Two Class II confirmations are from Maine. A confirmation was made at Cape Elizabeth in 1995 on the southern coast, where a woman witnessed a cougar drinking from a pond. Hair samples were collected by Maine Department of Inland Fisheries and Wildlife (MDIF&W) wildlife biologists. The hair samples were analyzed microscopically and determined to be cougar. A second confirmation in the fall of 2000 is from Monmouth located in south central Maine. A deer hunter was scouting the area before hunting season and came upon a female and a kitten. He called the district game warden who then contacted a state wildlife biologist to investigate. They found numerous tracks in the mud. A press account of the Monmouth event can be found here. MDIF&W believes that there have definitely been cougars in Maine, but that they are likely of captive origin.
New Hampshire has had a number of sighting reports, but no confirmations.
Vermont has not produced any confirmations, however, the state did have one very interesting incident in the northeast part of the state in 1994. A Massachusetts man saw a family group of three behind his mother's home in Craftsbury. Local woodsmen followed the animals' tracks and recovered scat and other physical evidence which was turned over to the Vermont Fish and Wildlife Department (VF&WD). VF&WD sent the scat to the U.S. Department of Fish and Wildlife's forensics lab for analysis. Microscopic hair recognition tests confirmed that hair in the scat came from mountain lions. Subsequent DNA tests indicated that the scat came from a coyote. The Vermont Fish and Wildlife Department suspected that a mix-up of samples in the labs likely accounted for the inconsistent results and stood by its original assessment. Due to these conflicting results, The Cougar Network considers this incident to be inconclusive.
Massachusetts has one confirmation. In April, 1997, John McCarter, an associate of Paul Rezendes, discovered a beaver kill in the north Quabbin area of central Massachusetts. He also found a number of scats, one of which was sent out for DNA analysis and proved to be cougar. Additionally, there was a beaver kill buried in leaves in typical cougar fashion and beaver DNA was found in the scat, indicating the cougar had eaten some of the beaver.

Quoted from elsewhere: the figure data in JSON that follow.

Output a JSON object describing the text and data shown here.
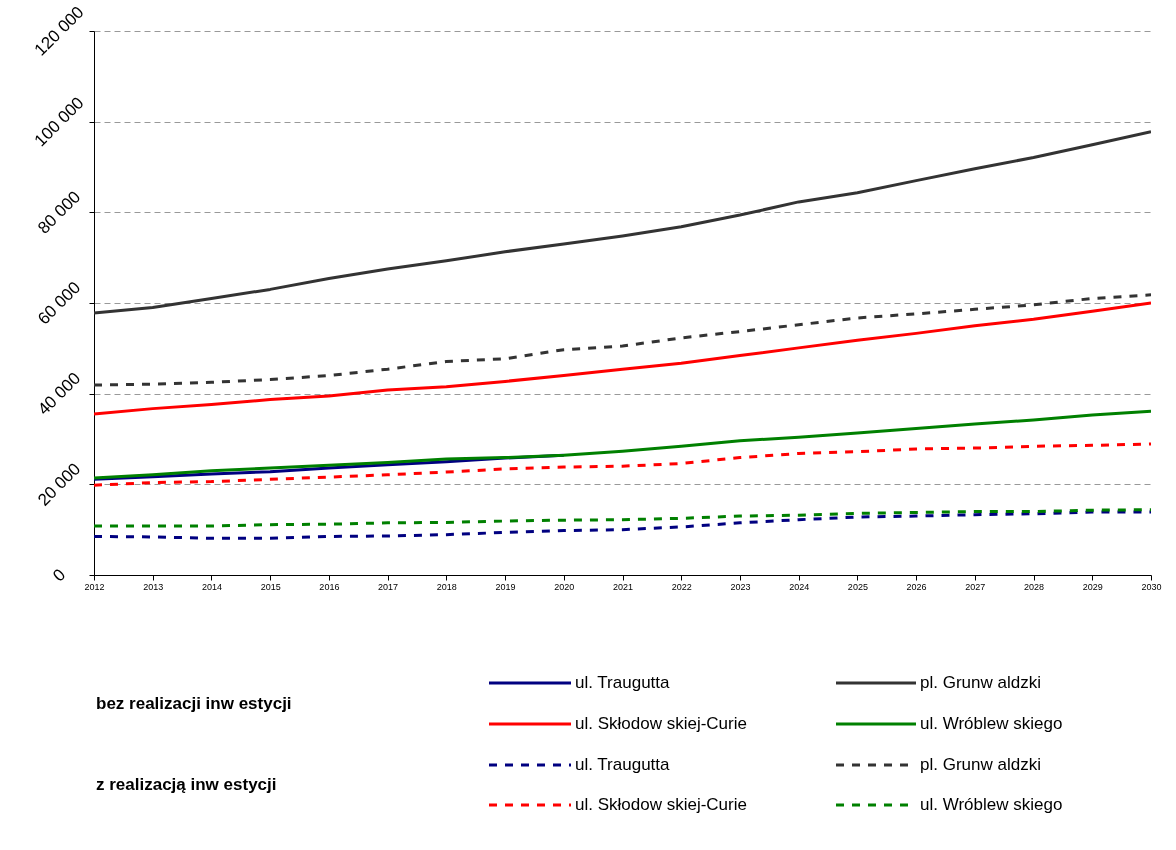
{
  "chart_data": {
    "type": "line",
    "x": [
      2012,
      2013,
      2014,
      2015,
      2016,
      2017,
      2018,
      2019,
      2020,
      2021,
      2022,
      2023,
      2024,
      2025,
      2026,
      2027,
      2028,
      2029,
      2030
    ],
    "xlim": [
      2012,
      2030
    ],
    "xticks": [
      2012,
      2013,
      2014,
      2015,
      2016,
      2017,
      2018,
      2019,
      2020,
      2021,
      2022,
      2023,
      2024,
      2025,
      2026,
      2027,
      2028,
      2029,
      2030
    ],
    "ylim": [
      0,
      120000
    ],
    "yticks": [
      {
        "value": 0,
        "label": "0"
      },
      {
        "value": 20000,
        "label": "20 000"
      },
      {
        "value": 40000,
        "label": "40 000"
      },
      {
        "value": 60000,
        "label": "60 000"
      },
      {
        "value": 80000,
        "label": "80 000"
      },
      {
        "value": 100000,
        "label": "100 000"
      },
      {
        "value": 120000,
        "label": "120 000"
      }
    ],
    "grid": "y",
    "legend": "bottom",
    "marker": "none",
    "annotations": [
      "bez realizacji inw estycji",
      "z realizacją inw estycji"
    ],
    "series": [
      {
        "name": "ul. Traugutta",
        "color": "#000080",
        "line_style": "solid",
        "values": [
          21100,
          21700,
          22300,
          22800,
          23600,
          24300,
          25000,
          25800,
          26400,
          null,
          null,
          null,
          null,
          null,
          null,
          null,
          null,
          null,
          null
        ]
      },
      {
        "name": "pl. Grunw aldzki",
        "color": "#333333",
        "line_style": "solid",
        "values": [
          57800,
          59000,
          61000,
          63000,
          65400,
          67500,
          69300,
          71300,
          73000,
          74800,
          76800,
          79400,
          82300,
          84300,
          87000,
          89600,
          92100,
          94900,
          97800
        ]
      },
      {
        "name": "ul. Skłodow skiej-Curie",
        "color": "#ff0000",
        "line_style": "solid",
        "values": [
          35500,
          36700,
          37600,
          38700,
          39500,
          40800,
          41500,
          42700,
          44000,
          45400,
          46700,
          48400,
          50100,
          51800,
          53300,
          55000,
          56400,
          58200,
          60000
        ]
      },
      {
        "name": "ul. Wróblew skiego",
        "color": "#008000",
        "line_style": "solid",
        "values": [
          21400,
          22100,
          23000,
          23600,
          24200,
          24800,
          25600,
          25900,
          26400,
          27300,
          28400,
          29600,
          30400,
          31300,
          32300,
          33300,
          34200,
          35300,
          36100
        ]
      },
      {
        "name": "ul. Traugutta",
        "color": "#000080",
        "line_style": "dashed",
        "values": [
          8500,
          8400,
          8100,
          8100,
          8500,
          8600,
          8900,
          9400,
          9800,
          10000,
          10600,
          11500,
          12200,
          12800,
          13000,
          13300,
          13500,
          13900,
          13900
        ]
      },
      {
        "name": "pl. Grunw aldzki",
        "color": "#333333",
        "line_style": "dashed",
        "values": [
          41900,
          42100,
          42500,
          43100,
          44000,
          45400,
          47100,
          47700,
          49700,
          50500,
          52300,
          53700,
          55200,
          56700,
          57600,
          58600,
          59600,
          61000,
          61800
        ]
      },
      {
        "name": "ul. Skłodow skiej-Curie",
        "color": "#ff0000",
        "line_style": "dashed",
        "values": [
          19800,
          20400,
          20600,
          21100,
          21600,
          22100,
          22700,
          23400,
          23800,
          24000,
          24600,
          25900,
          26800,
          27200,
          27800,
          28000,
          28400,
          28600,
          28900
        ]
      },
      {
        "name": "ul. Wróblew skiego",
        "color": "#008000",
        "line_style": "dashed",
        "values": [
          10800,
          10800,
          10800,
          11100,
          11200,
          11500,
          11600,
          11900,
          12100,
          12200,
          12500,
          13000,
          13200,
          13600,
          13800,
          14000,
          14000,
          14300,
          14400
        ]
      }
    ]
  }
}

Central and western Massachusetts and adjacent areas of Connecticut have had a large number of sighting reports, but no hard evidence. However, CT has the recent exploits of the "CT Cougar" mentioned above.
New York has had significant number of cougar sightings, particularly in the Adirondack region of northern New York. However, there has only been one incident (except for the CT cougar) that meets the Cougar Network’s criteria for a Class II confirmation. An apparent cougar killed deer was identified by a DEC biologist in 1993. Click here to read DEC memo and pictures of this incident.

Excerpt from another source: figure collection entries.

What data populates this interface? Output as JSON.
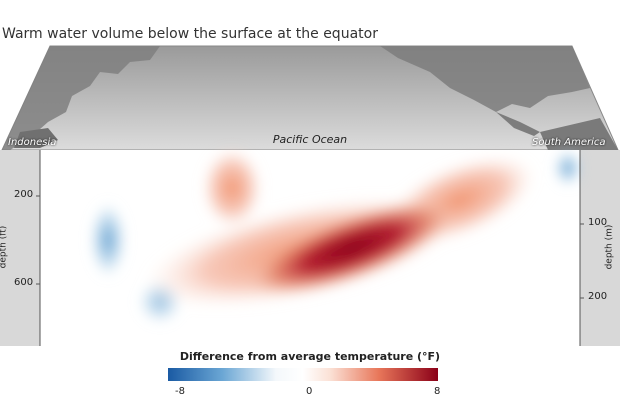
{
  "title": "Warm water volume below the surface at the equator",
  "map": {
    "left_label": "Indonesia",
    "center_label": "Pacific Ocean",
    "right_label": "South America"
  },
  "chart_data": {
    "type": "heatmap",
    "title": "Warm water volume below the surface at the equator",
    "x_extent": [
      "Indonesia",
      "South America"
    ],
    "y_left": {
      "label": "depth (ft)",
      "ticks": [
        200,
        600
      ]
    },
    "y_right": {
      "label": "depth (m)",
      "ticks": [
        100,
        200
      ]
    },
    "colorbar": {
      "label": "Difference from average temperature (°F)",
      "min": -8,
      "max": 8,
      "ticks": [
        "-8",
        "0",
        "8"
      ],
      "colors": [
        "#1a5aa3",
        "#ffffff",
        "#8b0018"
      ]
    }
  },
  "colors": {
    "cold": "#2166ac",
    "warm": "#b2182b",
    "core": "#7a0010"
  }
}
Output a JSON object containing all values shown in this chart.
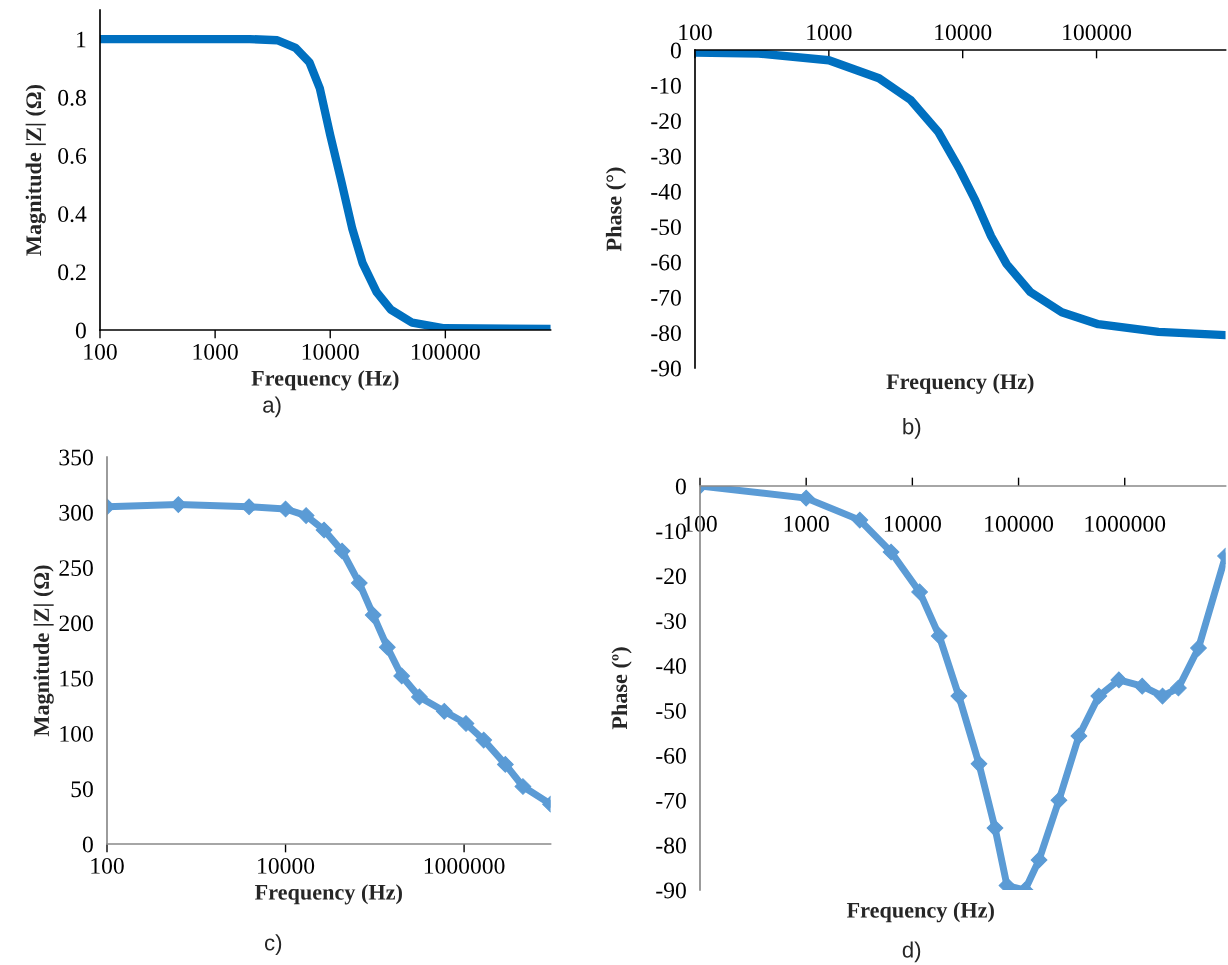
{
  "chart_data": [
    {
      "type": "line",
      "xlabel": "Frequency (Hz)",
      "ylabel": "Magnitude |Z| (Ω)",
      "annotations": [
        "a)"
      ],
      "log": "x",
      "xlim": [
        100,
        820000
      ],
      "xticks": [
        100,
        1000,
        10000,
        100000
      ],
      "ylim": [
        0,
        1.1
      ],
      "yticks": [
        0,
        0.2,
        0.4,
        0.6,
        0.8,
        1
      ],
      "marker": "none",
      "series": [
        {
          "color": "#0070c0",
          "x": [
            100,
            2000,
            3470,
            5000,
            6600,
            8130,
            10000,
            12500,
            15500,
            19100,
            25300,
            33600,
            51600,
            98000,
            820000
          ],
          "values": [
            1.0,
            1.0,
            0.996,
            0.97,
            0.92,
            0.83,
            0.67,
            0.51,
            0.35,
            0.23,
            0.13,
            0.07,
            0.025,
            0.006,
            0.004
          ]
        }
      ]
    },
    {
      "type": "line",
      "xlabel": "Frequency (Hz)",
      "ylabel": "Phase (°)",
      "annotations": [
        "b)"
      ],
      "log": "x",
      "xlim": [
        100,
        920000
      ],
      "xticks": [
        100,
        1000,
        10000,
        100000
      ],
      "ylim": [
        -90,
        0
      ],
      "yticks": [
        0,
        -10,
        -20,
        -30,
        -40,
        -50,
        -60,
        -70,
        -80,
        -90
      ],
      "marker": "none",
      "series": [
        {
          "color": "#0070c0",
          "x": [
            100,
            300,
            1000,
            2370,
            4100,
            6600,
            9400,
            12400,
            16300,
            21300,
            32000,
            55000,
            103000,
            290000,
            920000
          ],
          "values": [
            -0.7,
            -1.0,
            -2.9,
            -8.0,
            -14.2,
            -23.3,
            -33.5,
            -42.5,
            -52.7,
            -60.6,
            -68.5,
            -74.2,
            -77.6,
            -79.8,
            -80.7
          ]
        }
      ]
    },
    {
      "type": "line",
      "xlabel": "Frequency (Hz)",
      "ylabel": "Magnitude |Z| (Ω)",
      "annotations": [
        "c)"
      ],
      "log": "x",
      "xlim": [
        100,
        9300000
      ],
      "xticks": [
        100,
        10000,
        1000000
      ],
      "ylim": [
        0,
        350
      ],
      "yticks": [
        0,
        50,
        100,
        150,
        200,
        250,
        300,
        350
      ],
      "marker": "diamond",
      "series": [
        {
          "color": "#5b9bd5",
          "x": [
            100,
            630,
            3900,
            10000,
            17000,
            27000,
            43000,
            67000,
            96000,
            138000,
            200000,
            316000,
            600000,
            1050000,
            1660000,
            2900000,
            4560000,
            9300000
          ],
          "values": [
            305,
            307,
            305,
            303,
            297,
            284,
            265,
            236,
            207,
            178,
            152,
            133,
            120,
            109,
            94,
            72,
            52,
            36
          ]
        }
      ]
    },
    {
      "type": "line",
      "xlabel": "Frequency (Hz)",
      "ylabel": "Phase (º)",
      "annotations": [
        "d)"
      ],
      "log": "x",
      "xlim": [
        100,
        8900000
      ],
      "xticks": [
        100,
        1000,
        10000,
        100000,
        1000000
      ],
      "ylim": [
        -90,
        0
      ],
      "yticks": [
        0,
        -10,
        -20,
        -30,
        -40,
        -50,
        -60,
        -70,
        -80,
        -90
      ],
      "marker": "diamond",
      "series": [
        {
          "color": "#5b9bd5",
          "x": [
            100,
            1000,
            3200,
            6300,
            11700,
            17900,
            27400,
            42400,
            60000,
            77800,
            115000,
            156000,
            240000,
            370000,
            570000,
            880000,
            1460000,
            2270000,
            3200000,
            4950000,
            8900000
          ],
          "values": [
            0,
            -2.7,
            -7.6,
            -14.7,
            -23.6,
            -33.4,
            -46.8,
            -61.9,
            -76.2,
            -89,
            -90,
            -83.3,
            -70,
            -55.7,
            -46.8,
            -43.2,
            -44.6,
            -46.8,
            -45,
            -36.1,
            -15.6
          ]
        }
      ]
    }
  ]
}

There are a modest number of confirmations in the Northeast. Vermont, Maine, New Brunswick and Quebec wildlife personnel are taking credible cougar reports very seriously. The origin of cougars found in this area is still a mystery, since the Northeast region is very distant from known populations in the West and Midwest. There is no evidence of a breeding population, and most cougar experts believe that any animals in this region are usually of captive origin. The presence of South American genotypes in many of the DNA positive hair samples indicates that at least some of these animals are of captive origin. The occurrence of some of these samples in seemingly unsuitable Boreal habitat also raises questions.